La famille Zylberg s’installe à Bruxelles. Comme l’immense majorité des immigrés juifs polonais, les Zylberg élisent domicile près de la gare du Midi, dans les Marolles. Souhaitant donner une excellente éducation à leur fils, les Zylberg inscrivent Isaac dans l’école moyenne qui deviendra en 1948 l’Athénée Robert Catteau. En 1928, cette école est encore un bastion de la bonne bourgeoisie bruxelloise. Isaac Zylberg prend vite conscience du fossé social qui le sépare de ses condisciples. Pour ses études secondaires, il rejoint l’Athénée de Bruxelles, véritable pépinière de forces vives en mouvement. « Au cours de ces années, j’ai pris conscience que c’est en bouleversant la société existante que le monde verrait naître un autre homme, un bien-être mieux réparti, un monde plus fraternel dans lequel je verrais mon père se lever et se coucher », explique René de Lathouwer dans ses Mémoires.

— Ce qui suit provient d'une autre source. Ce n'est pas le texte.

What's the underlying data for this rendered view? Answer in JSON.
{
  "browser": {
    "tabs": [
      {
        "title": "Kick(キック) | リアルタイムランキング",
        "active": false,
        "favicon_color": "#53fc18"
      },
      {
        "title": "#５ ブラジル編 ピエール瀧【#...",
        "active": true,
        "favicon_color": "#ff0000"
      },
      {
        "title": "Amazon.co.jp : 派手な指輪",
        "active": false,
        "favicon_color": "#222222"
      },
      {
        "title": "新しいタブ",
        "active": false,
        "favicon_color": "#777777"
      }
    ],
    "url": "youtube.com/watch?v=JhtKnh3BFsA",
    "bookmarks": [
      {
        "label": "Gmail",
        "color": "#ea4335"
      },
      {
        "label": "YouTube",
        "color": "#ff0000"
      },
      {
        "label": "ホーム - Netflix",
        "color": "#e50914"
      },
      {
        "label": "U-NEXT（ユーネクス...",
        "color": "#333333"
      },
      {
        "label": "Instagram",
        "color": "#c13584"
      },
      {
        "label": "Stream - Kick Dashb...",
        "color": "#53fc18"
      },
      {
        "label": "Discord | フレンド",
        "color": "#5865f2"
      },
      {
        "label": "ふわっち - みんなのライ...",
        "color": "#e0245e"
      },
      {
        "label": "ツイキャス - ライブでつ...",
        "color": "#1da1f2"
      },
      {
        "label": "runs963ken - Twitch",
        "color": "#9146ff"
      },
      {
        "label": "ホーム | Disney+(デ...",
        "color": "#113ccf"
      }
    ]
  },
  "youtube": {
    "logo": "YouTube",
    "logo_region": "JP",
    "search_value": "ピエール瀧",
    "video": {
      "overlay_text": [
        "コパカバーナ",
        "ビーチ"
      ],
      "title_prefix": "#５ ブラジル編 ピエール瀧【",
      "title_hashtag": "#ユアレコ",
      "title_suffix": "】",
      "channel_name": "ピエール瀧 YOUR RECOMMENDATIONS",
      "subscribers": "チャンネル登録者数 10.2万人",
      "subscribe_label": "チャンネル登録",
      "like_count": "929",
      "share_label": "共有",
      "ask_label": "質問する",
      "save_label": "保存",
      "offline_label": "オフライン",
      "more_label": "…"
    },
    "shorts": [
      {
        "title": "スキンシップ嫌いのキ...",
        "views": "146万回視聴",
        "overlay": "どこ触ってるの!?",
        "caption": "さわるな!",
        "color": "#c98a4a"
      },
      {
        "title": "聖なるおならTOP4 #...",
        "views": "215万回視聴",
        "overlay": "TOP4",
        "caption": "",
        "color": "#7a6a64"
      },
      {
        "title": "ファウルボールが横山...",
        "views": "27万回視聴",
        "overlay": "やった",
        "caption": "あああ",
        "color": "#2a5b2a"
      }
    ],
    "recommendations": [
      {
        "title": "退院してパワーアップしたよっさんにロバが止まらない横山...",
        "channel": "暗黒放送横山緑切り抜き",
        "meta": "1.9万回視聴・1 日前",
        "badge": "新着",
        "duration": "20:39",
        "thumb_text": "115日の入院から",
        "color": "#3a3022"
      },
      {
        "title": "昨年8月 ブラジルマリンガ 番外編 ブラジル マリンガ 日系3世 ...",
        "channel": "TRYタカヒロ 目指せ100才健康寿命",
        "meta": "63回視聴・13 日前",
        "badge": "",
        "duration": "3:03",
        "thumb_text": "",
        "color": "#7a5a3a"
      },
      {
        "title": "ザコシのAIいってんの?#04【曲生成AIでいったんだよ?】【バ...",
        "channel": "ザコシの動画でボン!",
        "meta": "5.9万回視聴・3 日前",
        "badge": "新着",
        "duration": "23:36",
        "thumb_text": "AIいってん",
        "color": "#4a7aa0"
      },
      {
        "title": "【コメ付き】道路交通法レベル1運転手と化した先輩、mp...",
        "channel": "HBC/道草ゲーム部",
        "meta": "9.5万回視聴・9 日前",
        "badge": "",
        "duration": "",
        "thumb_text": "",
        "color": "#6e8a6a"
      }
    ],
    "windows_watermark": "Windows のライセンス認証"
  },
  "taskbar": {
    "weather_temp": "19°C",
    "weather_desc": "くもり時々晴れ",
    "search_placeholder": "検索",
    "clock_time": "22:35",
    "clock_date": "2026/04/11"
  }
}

Militant des Jeunes gardes socialistes

C’est ainsi qu’en 1935, il se présente spontanément au local des Jeunes gardes socialistes (JGS) à la Maison du peuple de Bruxelles. S’il choisit les Jeunes gardes, c’est surtout parce que leur chant en yiddish l’a bercé durant son enfance. Il y rencontre de nombreux jeunes Juifs qui ne renient en rien leur identité juive « Nous nous y sentons sans complexe. Nous partageons une communauté d’opinion politique. Dans ce milieu, on combat l’antisémitisme avec conviction, vigueur et raison », confirme René De Lathouwer. Son militantisme aux JGS ne l’empêche pas de fréquenter alternativement deux mouvements de jeunesse sionistes socialistes : le Dror et l’Hashomer Hatzaïr où il découvre une chaleur sans pareille et une cordialité juive qu’il apprécie.

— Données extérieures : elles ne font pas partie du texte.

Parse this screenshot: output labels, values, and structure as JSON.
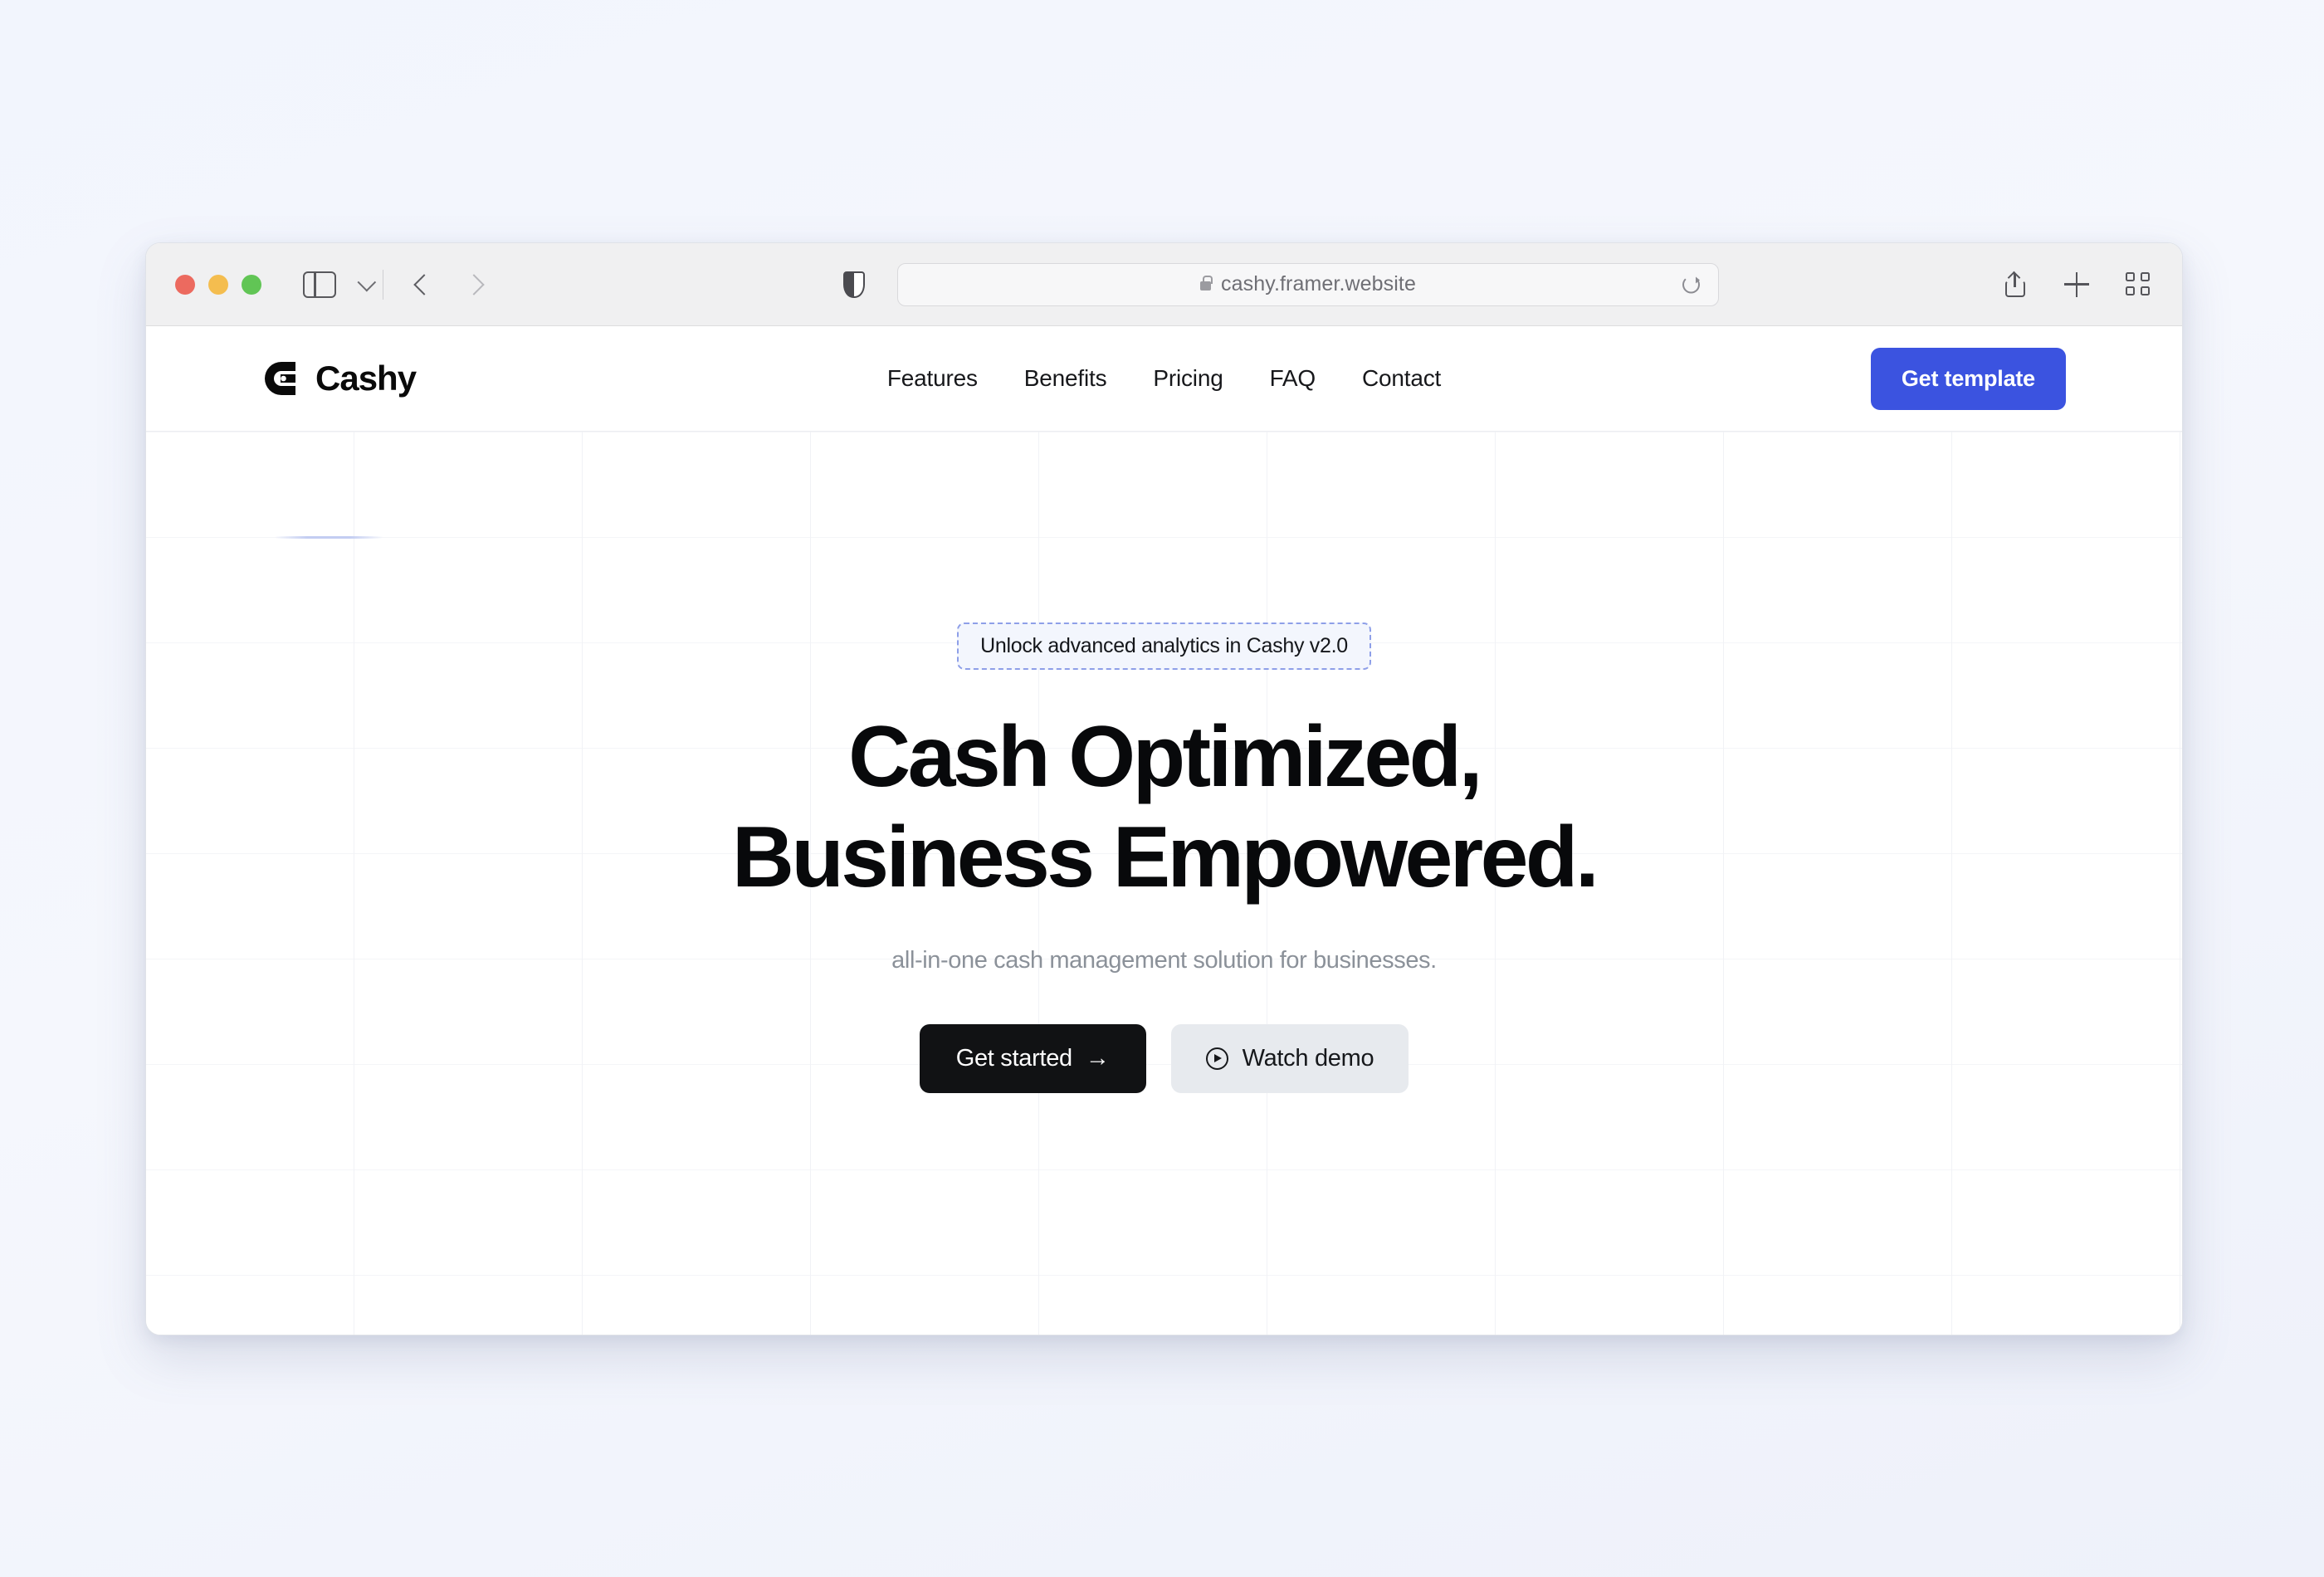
{
  "browser": {
    "url": "cashy.framer.website",
    "lock_icon": "lock-icon",
    "reload_icon": "reload-icon",
    "share_icon": "share-icon",
    "new_tab_icon": "plus-icon",
    "tab_overview_icon": "grid-icon",
    "sidebar_icon": "sidebar-toggle-icon",
    "back_icon": "chevron-left-icon",
    "forward_icon": "chevron-right-icon",
    "privacy_icon": "shield-icon"
  },
  "site": {
    "brand": {
      "name": "Cashy",
      "logo_icon": "cashy-logo-icon"
    },
    "nav": [
      {
        "label": "Features"
      },
      {
        "label": "Benefits"
      },
      {
        "label": "Pricing"
      },
      {
        "label": "FAQ"
      },
      {
        "label": "Contact"
      }
    ],
    "header_cta": {
      "label": "Get template"
    },
    "hero": {
      "badge": "Unlock advanced analytics in Cashy v2.0",
      "headline_line1": "Cash Optimized,",
      "headline_line2": "Business Empowered.",
      "subtitle": "all-in-one cash management solution for businesses.",
      "primary_cta": "Get started",
      "primary_cta_arrow": "→",
      "secondary_cta": "Watch demo",
      "secondary_cta_icon": "play-circle-icon"
    }
  },
  "colors": {
    "accent_blue": "#3b53e0",
    "badge_border": "#8e9fe8",
    "badge_fill": "#f3f6fd",
    "primary_button": "#111214",
    "secondary_button": "#e7eaee",
    "page_background": "#f3f6fd",
    "text_dark": "#08090b",
    "text_muted": "#8b9199"
  }
}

Très vite, Isaac Zylberg devient le chef de la section de Saint-Gilles des JGS. C’est alors qu’il œuvre à la création d’une structure de lutte contre l’antisémitisme : l’Union des jeunes militants contre l’antisémitisme (UJMCA). Bien qu’il entame des études de chimie à l’Université libre de Bruxelles (ULB), Isaac poursuit activement ses activités militantes au sein des JGS. Il trouve aussi le temps de suivre une formation en mécanique dentaire qui lui sera très utile quelques années plus tard. En cette fin des années 1930, Isaac a intégré l’exécutif des JGS. Témoin du départ de nombreux militants vers les Jeunesses communistes, il fait partie d’une délégation chargée de négocier une unification des deux mouvements de jeunesse en une seule organisation : les Jeunes gardes socialistes unifiées (JGSU). Une fois créées en décembre 1936, les JGSU lutteront au sein du Parti ouvrier belge (POB) contre les tendances droitières de ce parti. Suite à cette unification, les JGSU sont exclues du POB.

L’expérience au sein des jeunesses socialistes va conduire Isaac Zylberg à faire face à l’occupant allemand dès 1940. Avec des camarades des JGSU, il participe à la création du Front d’entraide révolutionnaire. Dans les années qui suivent, Isaac rencontre aussi l’amour de sa vie : Nicole Louba Dyckstein. Elle accompagnera Isaac dans la Résistance. « Il est inconcevable qu’elle ne puisse pas participer à ce grand combat », insiste René De Lathouwer. « Il fallait que dans cette lutte et dans la vie, nous ayons une vision identique, à défaut de quoi, notre union s’avère impossible ». Bien que l’étau se resserre sur les Juifs de Belgique, le couple se marie en mai 1942. Pour survivre, Isaac ouvre un cabinet de dentiste où il exploite ses connaissances en matière de mécanique dentaire. Mais très vite, les jeunes entrent dans la clandestinité, dans la mesure où ils refusent de porter l’étoile et de répondre aux convocations pour Malines envoyées par l’AJB. C’est à partir de ce moment-là qu’Isaac Zylberg devient René De Lathouwer et que Nicole Dyckstein prend le nom de Juliette De Lathouwer. Ils fuient Bruxelles pour trouver refuge à Eghezée dans la province de Namur. A nouveau, sa formation de mécanique dentaire lui sera d’un grand secours. René convainc un médecin local de créer ensemble un cabinet dentaire.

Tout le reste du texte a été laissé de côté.